Oberlin Classes Cancelled Amid String Of Hate Speech Incidents
Classes at Oberlin College were cancelled Monday amid a series of racially motivated attacks on the Ohio campus. An unidentified person was seen wearing a Ku Klux Klan-like uniform walking by the Afrikan Heritage House. This was the final straw that prompted the cancellation of all non-essential activities in lieu of a “Day of Solidarity.”
On March 1, the Oberlin Review published a timeline of the hate speech incidents that have recently plagued the campus. The incidents involve anti-Semitic, anti-gay, and racist remarks.
The e-mail sent to students on Monday read, in part:
"We are here to notify you all that there has been yet another bias and racist event on campus.
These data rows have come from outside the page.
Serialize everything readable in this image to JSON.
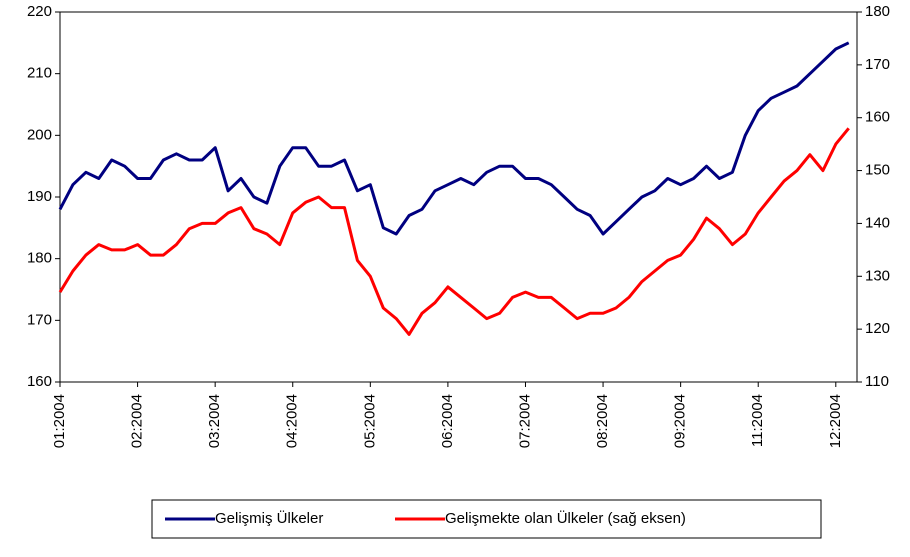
{
  "chart_data": {
    "type": "line",
    "categories": [
      "01:2004",
      null,
      null,
      null,
      null,
      null,
      "02:2004",
      null,
      null,
      null,
      null,
      null,
      "03:2004",
      null,
      null,
      null,
      null,
      null,
      "04:2004",
      null,
      null,
      null,
      null,
      null,
      "05:2004",
      null,
      null,
      null,
      null,
      null,
      "06:2004",
      null,
      null,
      null,
      null,
      null,
      "07:2004",
      null,
      null,
      null,
      null,
      null,
      "08:2004",
      null,
      null,
      null,
      null,
      null,
      "09:2004",
      null,
      null,
      null,
      null,
      null,
      "11:2004",
      null,
      null,
      null,
      null,
      null,
      "12:2004",
      null
    ],
    "series": [
      {
        "name": "Gelişmiş Ülkeler",
        "color": "#000080",
        "axis": "y",
        "values": [
          188,
          192,
          194,
          193,
          196,
          195,
          193,
          193,
          196,
          197,
          196,
          196,
          198,
          191,
          193,
          190,
          189,
          195,
          198,
          198,
          195,
          195,
          196,
          191,
          192,
          185,
          184,
          187,
          188,
          191,
          192,
          193,
          192,
          194,
          195,
          195,
          193,
          193,
          192,
          190,
          188,
          187,
          184,
          186,
          188,
          190,
          191,
          193,
          192,
          193,
          195,
          193,
          194,
          200,
          204,
          206,
          207,
          208,
          210,
          212,
          214,
          215
        ]
      },
      {
        "name": "Gelişmekte olan Ülkeler (sağ eksen)",
        "color": "#ff0000",
        "axis": "y2",
        "values": [
          127,
          131,
          134,
          136,
          135,
          135,
          136,
          134,
          134,
          136,
          139,
          140,
          140,
          142,
          143,
          139,
          138,
          136,
          142,
          144,
          145,
          143,
          143,
          133,
          130,
          124,
          122,
          119,
          123,
          125,
          128,
          126,
          124,
          122,
          123,
          126,
          127,
          126,
          126,
          124,
          122,
          123,
          123,
          124,
          126,
          129,
          131,
          133,
          134,
          137,
          141,
          139,
          136,
          138,
          142,
          145,
          148,
          150,
          153,
          150,
          155,
          158
        ]
      }
    ],
    "ylim": [
      160,
      220
    ],
    "yticks": [
      160,
      170,
      180,
      190,
      200,
      210,
      220
    ],
    "y2lim": [
      110,
      180
    ],
    "y2ticks": [
      110,
      120,
      130,
      140,
      150,
      160,
      170,
      180
    ],
    "grid": false,
    "legend": "bottom"
  }
}
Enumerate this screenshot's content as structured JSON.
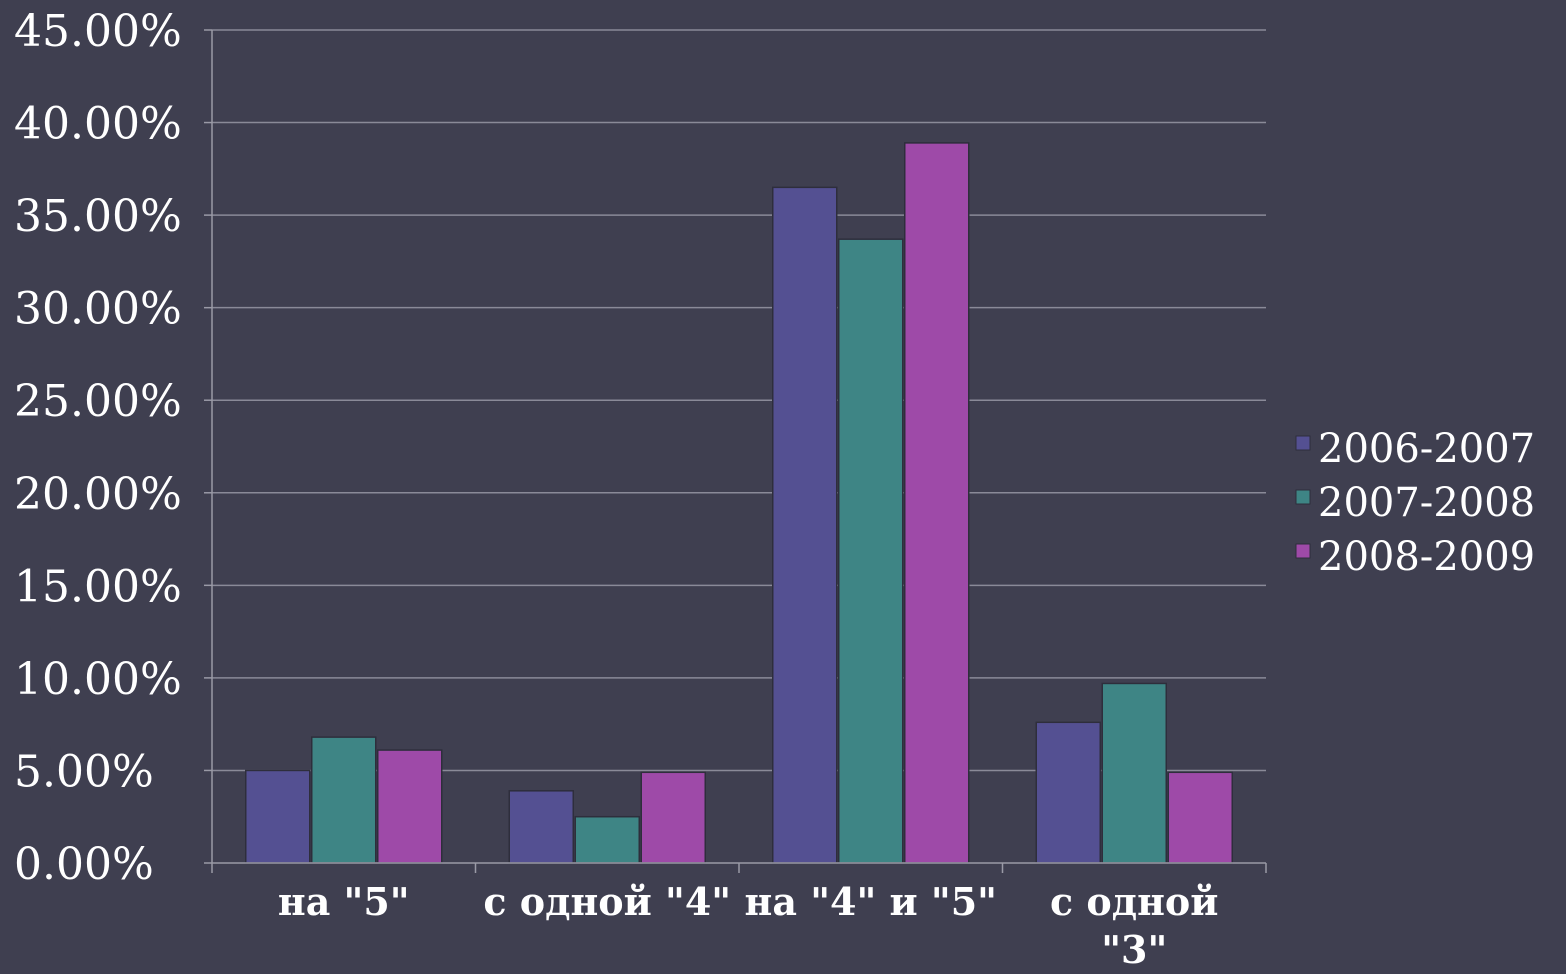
{
  "chart_data": {
    "type": "bar",
    "categories": [
      "на \"5\"",
      "с одной \"4\"",
      "на \"4\" и \"5\"",
      "с одной \"3\""
    ],
    "category_lines": [
      [
        "на \"5\""
      ],
      [
        "с одной \"4\""
      ],
      [
        "на \"4\" и \"5\""
      ],
      [
        "с одной",
        "\"3\""
      ]
    ],
    "series": [
      {
        "name": "2006-2007",
        "values": [
          5.0,
          3.9,
          36.5,
          7.6
        ],
        "color": "#545092"
      },
      {
        "name": "2007-2008",
        "values": [
          6.8,
          2.5,
          33.7,
          9.7
        ],
        "color": "#3e8585"
      },
      {
        "name": "2008-2009",
        "values": [
          6.1,
          4.9,
          38.9,
          4.9
        ],
        "color": "#9e4aa8"
      }
    ],
    "ylim": [
      0,
      45
    ],
    "yticks": [
      0,
      5,
      10,
      15,
      20,
      25,
      30,
      35,
      40,
      45
    ],
    "ytick_labels": [
      "0.00%",
      "5.00%",
      "10.00%",
      "15.00%",
      "20.00%",
      "25.00%",
      "30.00%",
      "35.00%",
      "40.00%",
      "45.00%"
    ],
    "grid": true,
    "legend_position": "right",
    "background_color": "#3f3f50"
  }
}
A person wearing KKK regalia was spotted on South Campus around midnight near the ELC and South. This has been another event in a string of several reflecting a terrible pattern of racism, prejudice, queerphobia, anti-semitism and other bias attacks that are happening on Oberlin's campus. At this time, advocacy, support and solidarity are necessary emotionally, physically and spiritually."
Oberlin is a small liberal arts college and has a history of inclusivity as one of the first colleges to admit women and African Americans. That is perhaps why these incidents come as such a shock to so many students and faculty alike.
The school-wide bulletin called for all students and faculty to be in attendance for the Day of Solidarity. Nearly 1,000 students showed up to show their support for one another. That’s a lot of people when you consider that the campus only has 2,800 students.
There are those that believe canceling classes was a way to let the perpetrator(s) win. I disagree. The only way the perpetrator(s) would win is if the school ignored them all together. If everyone went on pretending like these issues weren’t happening or didn’t effect them. But they do and the school, in its wisdom, recognized this.
The school came out in support of openness and inclusiveness and sought to face these issues head on. It asked its students and faculty to do the same. The school cancelled classes, not for the perpetrator(s), but so that the issues that these incidents raise can be addressed with the seriousness they deserve.
The easy thing to do would have been to continue classes, to issue sporadic updates to students on e-mail or via their website. The much more difficult, but correct course of action, is to actively confront the issues at the core of these incidents. That’s exactly what the school is doing, and they should applauded, not admonished for it.